ECDSAP256SHA256 (algorithm 13): widely supported, good choice if Ed25519 is not available. Smaller than RSA keys with equivalent security.
RSASHA256 (algorithm 8): acceptable but produces larger keys and signatures; only use if older resolver compatibility is required.

Algorithms to avoid: RSASHA1 (algorithm 5) and DSA (algorithm 3) are deprecated. SHA-1-based algorithms are prohibited by most validators. If your zone was signed years ago and has never been reviewed, check the algorithm number in your DNSKEY record.

How to verify

To manually verify a domain's DNSSEC chain, query each link in the chain:

example.com DNSKEY — should return one or two keys (KSK and ZSK)
example.com DS — query this at a parent-zone resolver; the hash should match a digest of the DNSKEY
example.com A RRSIG — the signature over the A record; check the signer's name and expiry date

A valid chain shows: DS in .com matches DNSKEY in example.com, and RRSIG signatures are present and within their validity window. A DNSSEC-validating resolver returns the AD (Authenticated Data) flag in the response when validation succeeds.
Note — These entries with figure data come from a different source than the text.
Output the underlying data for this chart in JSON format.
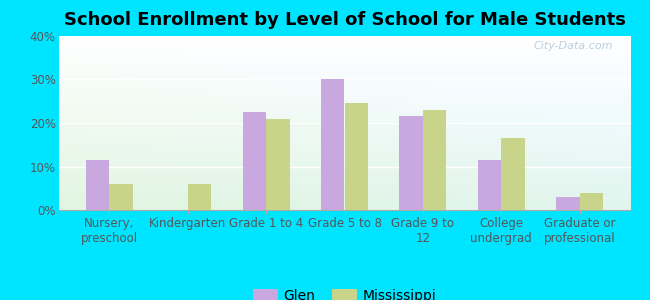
{
  "title": "School Enrollment by Level of School for Male Students",
  "categories": [
    "Nursery,\npreschool",
    "Kindergarten",
    "Grade 1 to 4",
    "Grade 5 to 8",
    "Grade 9 to\n12",
    "College\nundergrad",
    "Graduate or\nprofessional"
  ],
  "glen_values": [
    11.5,
    0,
    22.5,
    30.0,
    21.5,
    11.5,
    3.0
  ],
  "mississippi_values": [
    6.0,
    6.0,
    21.0,
    24.5,
    23.0,
    16.5,
    4.0
  ],
  "glen_color": "#c9a8e0",
  "mississippi_color": "#c8d48a",
  "background_color": "#00e5ff",
  "ylim": [
    0,
    40
  ],
  "yticks": [
    0,
    10,
    20,
    30,
    40
  ],
  "ytick_labels": [
    "0%",
    "10%",
    "20%",
    "30%",
    "40%"
  ],
  "bar_width": 0.3,
  "legend_labels": [
    "Glen",
    "Mississippi"
  ],
  "title_fontsize": 13,
  "tick_fontsize": 8.5,
  "legend_fontsize": 10,
  "watermark": "City-Data.com"
}
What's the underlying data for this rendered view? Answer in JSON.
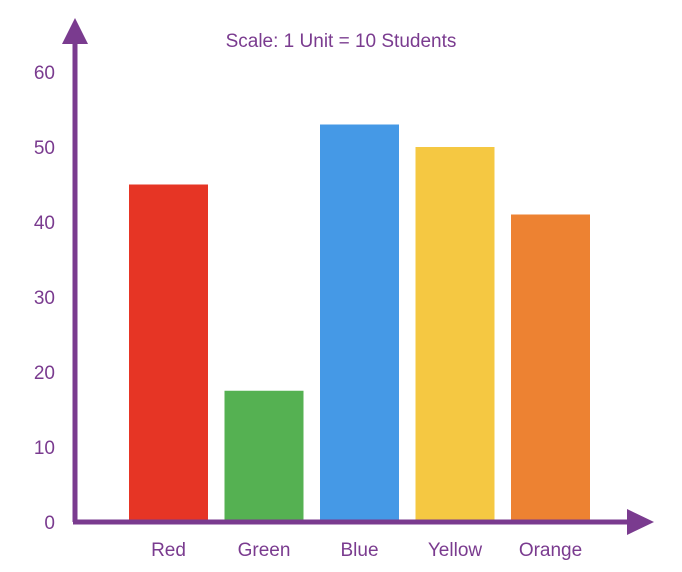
{
  "chart_data": {
    "type": "bar",
    "title": "Scale: 1 Unit = 10 Students",
    "xlabel": "",
    "ylabel": "",
    "categories": [
      "Red",
      "Green",
      "Blue",
      "Yellow",
      "Orange"
    ],
    "values": [
      45,
      17.5,
      53,
      50,
      41
    ],
    "bar_colors": [
      "#e63525",
      "#55b152",
      "#4599e6",
      "#f5c842",
      "#ed8232"
    ],
    "ylim": [
      0,
      60
    ],
    "yticks": [
      "0",
      "10",
      "20",
      "30",
      "40",
      "50",
      "60"
    ],
    "grid": false,
    "legend": "none",
    "axis_color": "#7a3b8f",
    "text_color": "#7a3b8f"
  }
}
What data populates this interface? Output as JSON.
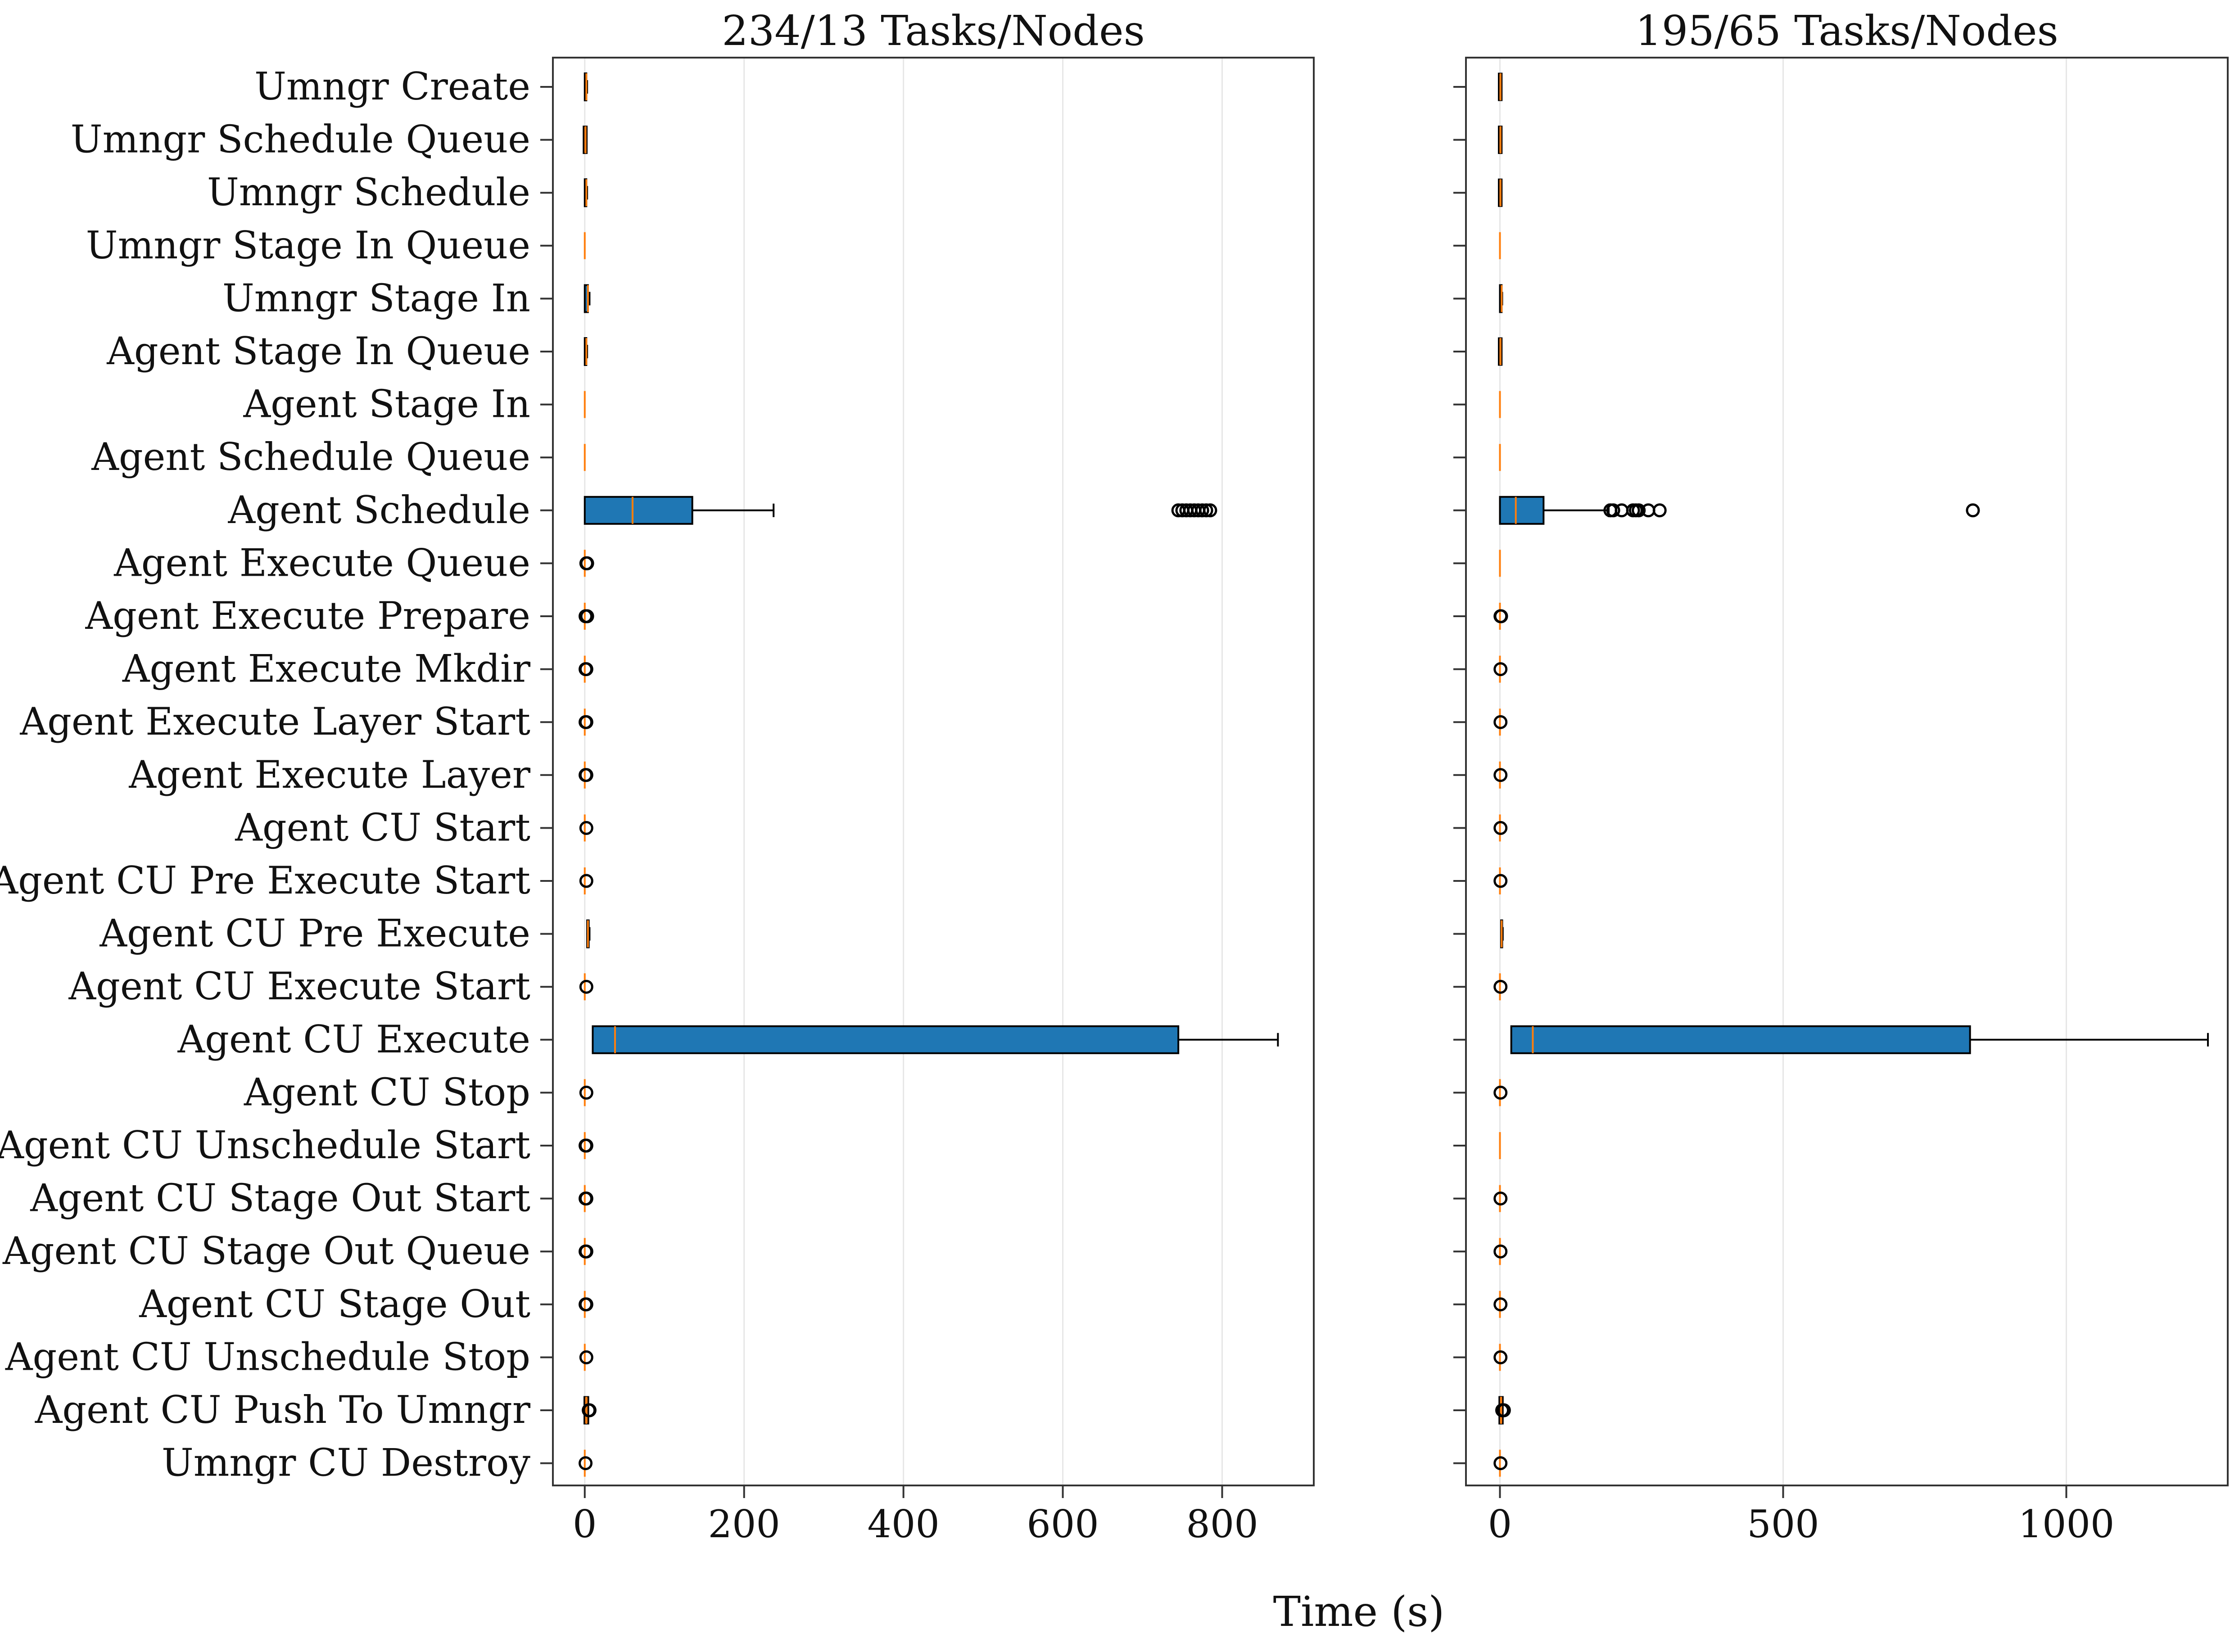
{
  "chart_data": {
    "type": "boxplot",
    "xlabel": "Time (s)",
    "categories": [
      "Umngr Create",
      "Umngr Schedule Queue",
      "Umngr Schedule",
      "Umngr Stage In Queue",
      "Umngr Stage In",
      "Agent Stage In Queue",
      "Agent Stage In",
      "Agent Schedule Queue",
      "Agent Schedule",
      "Agent Execute Queue",
      "Agent Execute Prepare",
      "Agent Execute Mkdir",
      "Agent Execute Layer Start",
      "Agent Execute Layer",
      "Agent CU Start",
      "Agent CU Pre Execute Start",
      "Agent CU Pre Execute",
      "Agent CU Execute Start",
      "Agent CU Execute",
      "Agent CU Stop",
      "Agent CU Unschedule Start",
      "Agent CU Stage Out Start",
      "Agent CU Stage Out Queue",
      "Agent CU Stage Out",
      "Agent CU Unschedule Stop",
      "Agent CU Push To Umngr",
      "Umngr CU Destroy"
    ],
    "colors": {
      "box": "#1f77b4",
      "median": "#ff7f0e",
      "grid": "#e6e6e6"
    },
    "grid": "vertical",
    "panels": [
      {
        "title": "234/13 Tasks/Nodes",
        "xlim": [
          -40,
          915
        ],
        "xticks": [
          0,
          200,
          400,
          600,
          800
        ],
        "boxes": [
          {
            "min": 0,
            "q1": 0,
            "median": 2,
            "q3": 2,
            "max": 3,
            "outliers": []
          },
          {
            "min": 0,
            "q1": 0,
            "median": 1,
            "q3": 1,
            "max": 1,
            "outliers": []
          },
          {
            "min": 0,
            "q1": 0,
            "median": 2,
            "q3": 2,
            "max": 3,
            "outliers": []
          },
          {
            "min": 0,
            "q1": 0,
            "median": 0,
            "q3": 0,
            "max": 0,
            "outliers": []
          },
          {
            "min": 0,
            "q1": 0,
            "median": 4,
            "q3": 4,
            "max": 6,
            "outliers": []
          },
          {
            "min": 0,
            "q1": 0,
            "median": 2,
            "q3": 2,
            "max": 3,
            "outliers": []
          },
          {
            "min": 0,
            "q1": 0,
            "median": 0,
            "q3": 0,
            "max": 0,
            "outliers": []
          },
          {
            "min": 0,
            "q1": 0,
            "median": 0,
            "q3": 0,
            "max": 0,
            "outliers": []
          },
          {
            "min": 0,
            "q1": 0,
            "median": 60,
            "q3": 135,
            "max": 237,
            "outliers": [
              745,
              750,
              755,
              760,
              765,
              770,
              775,
              780,
              785
            ]
          },
          {
            "min": 0,
            "q1": 0,
            "median": 0,
            "q3": 0,
            "max": 0,
            "outliers": [
              2,
              3
            ]
          },
          {
            "min": 0,
            "q1": 0,
            "median": 0,
            "q3": 0,
            "max": 0,
            "outliers": [
              1,
              2,
              3
            ]
          },
          {
            "min": 0,
            "q1": 0,
            "median": 0,
            "q3": 0,
            "max": 0,
            "outliers": [
              1,
              2
            ]
          },
          {
            "min": 0,
            "q1": 0,
            "median": 0,
            "q3": 0,
            "max": 0,
            "outliers": [
              1,
              2
            ]
          },
          {
            "min": 0,
            "q1": 0,
            "median": 0,
            "q3": 0,
            "max": 0,
            "outliers": [
              1,
              2
            ]
          },
          {
            "min": 0,
            "q1": 0,
            "median": 0,
            "q3": 0,
            "max": 0,
            "outliers": [
              2
            ]
          },
          {
            "min": 0,
            "q1": 0,
            "median": 0,
            "q3": 0,
            "max": 0,
            "outliers": [
              2
            ]
          },
          {
            "min": 2,
            "q1": 3,
            "median": 4,
            "q3": 5,
            "max": 6,
            "outliers": []
          },
          {
            "min": 0,
            "q1": 0,
            "median": 0,
            "q3": 0,
            "max": 0,
            "outliers": [
              2
            ]
          },
          {
            "min": 10,
            "q1": 10,
            "median": 38,
            "q3": 745,
            "max": 870,
            "outliers": []
          },
          {
            "min": 0,
            "q1": 0,
            "median": 0,
            "q3": 0,
            "max": 0,
            "outliers": [
              2
            ]
          },
          {
            "min": 0,
            "q1": 0,
            "median": 0,
            "q3": 0,
            "max": 0,
            "outliers": [
              1,
              2
            ]
          },
          {
            "min": 0,
            "q1": 0,
            "median": 0,
            "q3": 0,
            "max": 0,
            "outliers": [
              1,
              2
            ]
          },
          {
            "min": 0,
            "q1": 0,
            "median": 0,
            "q3": 0,
            "max": 0,
            "outliers": [
              1,
              2
            ]
          },
          {
            "min": 0,
            "q1": 0,
            "median": 0,
            "q3": 0,
            "max": 0,
            "outliers": [
              1,
              2
            ]
          },
          {
            "min": 0,
            "q1": 0,
            "median": 0,
            "q3": 0,
            "max": 0,
            "outliers": [
              2
            ]
          },
          {
            "min": 1,
            "q1": 1,
            "median": 2,
            "q3": 2,
            "max": 3,
            "outliers": [
              5,
              6
            ]
          },
          {
            "min": 0,
            "q1": 0,
            "median": 0,
            "q3": 0,
            "max": 0,
            "outliers": [
              1
            ]
          }
        ]
      },
      {
        "title": "195/65 Tasks/Nodes",
        "xlim": [
          -60,
          1285
        ],
        "xticks": [
          0,
          500,
          1000
        ],
        "boxes": [
          {
            "min": 0,
            "q1": 0,
            "median": 1,
            "q3": 1,
            "max": 1,
            "outliers": []
          },
          {
            "min": 0,
            "q1": 0,
            "median": 1,
            "q3": 1,
            "max": 1,
            "outliers": []
          },
          {
            "min": 0,
            "q1": 0,
            "median": 1,
            "q3": 1,
            "max": 1,
            "outliers": []
          },
          {
            "min": 0,
            "q1": 0,
            "median": 0,
            "q3": 0,
            "max": 0,
            "outliers": []
          },
          {
            "min": 0,
            "q1": 0,
            "median": 3,
            "q3": 3,
            "max": 4,
            "outliers": []
          },
          {
            "min": 0,
            "q1": 0,
            "median": 1,
            "q3": 1,
            "max": 1,
            "outliers": []
          },
          {
            "min": 0,
            "q1": 0,
            "median": 0,
            "q3": 0,
            "max": 0,
            "outliers": []
          },
          {
            "min": 0,
            "q1": 0,
            "median": 0,
            "q3": 0,
            "max": 0,
            "outliers": []
          },
          {
            "min": 0,
            "q1": 0,
            "median": 28,
            "q3": 77,
            "max": 192,
            "outliers": [
              195,
              200,
              215,
              235,
              240,
              245,
              262,
              282,
              835
            ]
          },
          {
            "min": 0,
            "q1": 0,
            "median": 0,
            "q3": 0,
            "max": 0,
            "outliers": []
          },
          {
            "min": 0,
            "q1": 0,
            "median": 0,
            "q3": 0,
            "max": 0,
            "outliers": [
              1,
              2
            ]
          },
          {
            "min": 0,
            "q1": 0,
            "median": 0,
            "q3": 0,
            "max": 0,
            "outliers": [
              1
            ]
          },
          {
            "min": 0,
            "q1": 0,
            "median": 0,
            "q3": 0,
            "max": 0,
            "outliers": [
              1
            ]
          },
          {
            "min": 0,
            "q1": 0,
            "median": 0,
            "q3": 0,
            "max": 0,
            "outliers": [
              1
            ]
          },
          {
            "min": 0,
            "q1": 0,
            "median": 0,
            "q3": 0,
            "max": 0,
            "outliers": [
              1
            ]
          },
          {
            "min": 0,
            "q1": 0,
            "median": 0,
            "q3": 0,
            "max": 0,
            "outliers": [
              1
            ]
          },
          {
            "min": 1,
            "q1": 2,
            "median": 3,
            "q3": 4,
            "max": 5,
            "outliers": []
          },
          {
            "min": 0,
            "q1": 0,
            "median": 0,
            "q3": 0,
            "max": 0,
            "outliers": [
              1
            ]
          },
          {
            "min": 20,
            "q1": 20,
            "median": 58,
            "q3": 830,
            "max": 1250,
            "outliers": []
          },
          {
            "min": 0,
            "q1": 0,
            "median": 0,
            "q3": 0,
            "max": 0,
            "outliers": [
              1
            ]
          },
          {
            "min": 0,
            "q1": 0,
            "median": 0,
            "q3": 0,
            "max": 0,
            "outliers": []
          },
          {
            "min": 0,
            "q1": 0,
            "median": 0,
            "q3": 0,
            "max": 0,
            "outliers": [
              1
            ]
          },
          {
            "min": 0,
            "q1": 0,
            "median": 0,
            "q3": 0,
            "max": 0,
            "outliers": [
              1
            ]
          },
          {
            "min": 0,
            "q1": 0,
            "median": 0,
            "q3": 0,
            "max": 0,
            "outliers": [
              1
            ]
          },
          {
            "min": 0,
            "q1": 0,
            "median": 0,
            "q3": 0,
            "max": 0,
            "outliers": [
              1
            ]
          },
          {
            "min": 1,
            "q1": 1,
            "median": 2,
            "q3": 2,
            "max": 3,
            "outliers": [
              4,
              5,
              6,
              7
            ]
          },
          {
            "min": 0,
            "q1": 0,
            "median": 0,
            "q3": 0,
            "max": 0,
            "outliers": [
              1
            ]
          }
        ]
      }
    ]
  }
}
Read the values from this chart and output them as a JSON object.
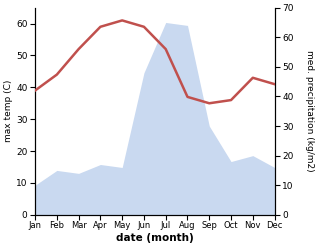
{
  "months": [
    "Jan",
    "Feb",
    "Mar",
    "Apr",
    "May",
    "Jun",
    "Jul",
    "Aug",
    "Sep",
    "Oct",
    "Nov",
    "Dec"
  ],
  "temperature": [
    39,
    44,
    52,
    59,
    61,
    59,
    52,
    37,
    35,
    36,
    43,
    41
  ],
  "precipitation": [
    10,
    15,
    14,
    17,
    16,
    48,
    65,
    64,
    30,
    18,
    20,
    16
  ],
  "temp_color": "#c0504d",
  "precip_fill_color": "#c9d9f0",
  "temp_ylim": [
    0,
    65
  ],
  "precip_ylim": [
    0,
    70
  ],
  "temp_yticks": [
    0,
    10,
    20,
    30,
    40,
    50,
    60
  ],
  "precip_yticks": [
    0,
    10,
    20,
    30,
    40,
    50,
    60,
    70
  ],
  "ylabel_left": "max temp (C)",
  "ylabel_right": "med. precipitation (kg/m2)",
  "xlabel": "date (month)"
}
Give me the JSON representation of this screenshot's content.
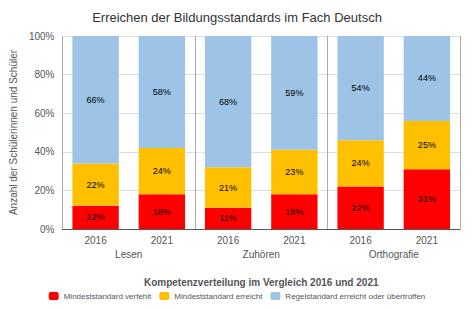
{
  "chart_data": {
    "type": "bar",
    "title": "Erreichen der Bildungsstandards im Fach Deutsch",
    "xlabel": "Kompetenzverteilung im Vergleich 2016 und 2021",
    "ylabel": "Anzahl der Schülerinnen und Schüler",
    "categories": [
      "2016",
      "2021",
      "2016",
      "2021",
      "2016",
      "2021"
    ],
    "groups": [
      "Lesen",
      "Zuhören",
      "Orthografie"
    ],
    "stacked": true,
    "data_labels": true,
    "grid": true,
    "legend": "bottom",
    "series": [
      {
        "name": "Mindeststandard verfehlt",
        "color": "#FF0000",
        "values": [
          12,
          18,
          11,
          18,
          22,
          31
        ],
        "value_labels": [
          "12%",
          "18%",
          "11%",
          "18%",
          "22%",
          "31%"
        ]
      },
      {
        "name": "Mindeststandard erreicht",
        "color": "#FFC000",
        "values": [
          22,
          24,
          21,
          23,
          24,
          25
        ],
        "value_labels": [
          "22%",
          "24%",
          "21%",
          "23%",
          "24%",
          "25%"
        ]
      },
      {
        "name": "Regelstandard erreicht oder übertroffen",
        "color": "#9DC3E6",
        "values": [
          66,
          58,
          68,
          59,
          54,
          44
        ],
        "value_labels": [
          "66%",
          "58%",
          "68%",
          "59%",
          "54%",
          "44%"
        ]
      }
    ],
    "ylim": [
      0,
      100
    ],
    "yticks": [
      {
        "value": 0,
        "label": "0%"
      },
      {
        "value": 20,
        "label": "20%"
      },
      {
        "value": 40,
        "label": "40%"
      },
      {
        "value": 60,
        "label": "60%"
      },
      {
        "value": 80,
        "label": "80%"
      },
      {
        "value": 100,
        "label": "100%"
      }
    ]
  }
}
Use the +dnssec flag in the DNS inspector to run a full chain validation that shows each step, flags algorithm numbers, and checks RRSIG expiry dates.

Common failure modes

Expired RRSIG signatures: RRSIG records have validity windows (typically 14–30 days). If the zone's automatic re-signing fails (a cron job outage, an API key rotation), signatures expire and the zone becomes unresolvable for validating resolvers. Monitor RRSIG expiry.
Missing DS after key rollover: The new KSK was published in the zone but the registrar DS record was not updated. Validating resolvers find no matching DS for the published DNSKEY and return SERVFAIL.
Lame delegation with DNSSEC: The parent DS record was published but the zone is no longer signed (e.g., migrated to a DNS provider that disabled DNSSEC). Resolvers expecting a signed zone get unsigned responses and treat them as bogus.
Algorithm mismatch: DS record uses a different algorithm number than the published DNSKEY. This prevents chain validation and is usually caused by an incomplete key rollover.

DNSSEC and DANE

DANE (DNS-based Authentication of Named Entities) publishes TLS certificate pins as TLSA records in DNS. DANE is only meaningful when the DNS records are DNSSEC-signed — otherwise an attacker who can manipulate DNS can also replace the TLSA record with one matching their own certificate. DNSSEC is a prerequisite for DANE, not an optional add-on. If you intend to deploy DANE for SMTP (for email transport security), DNSSEC on your domain must be working correctly first.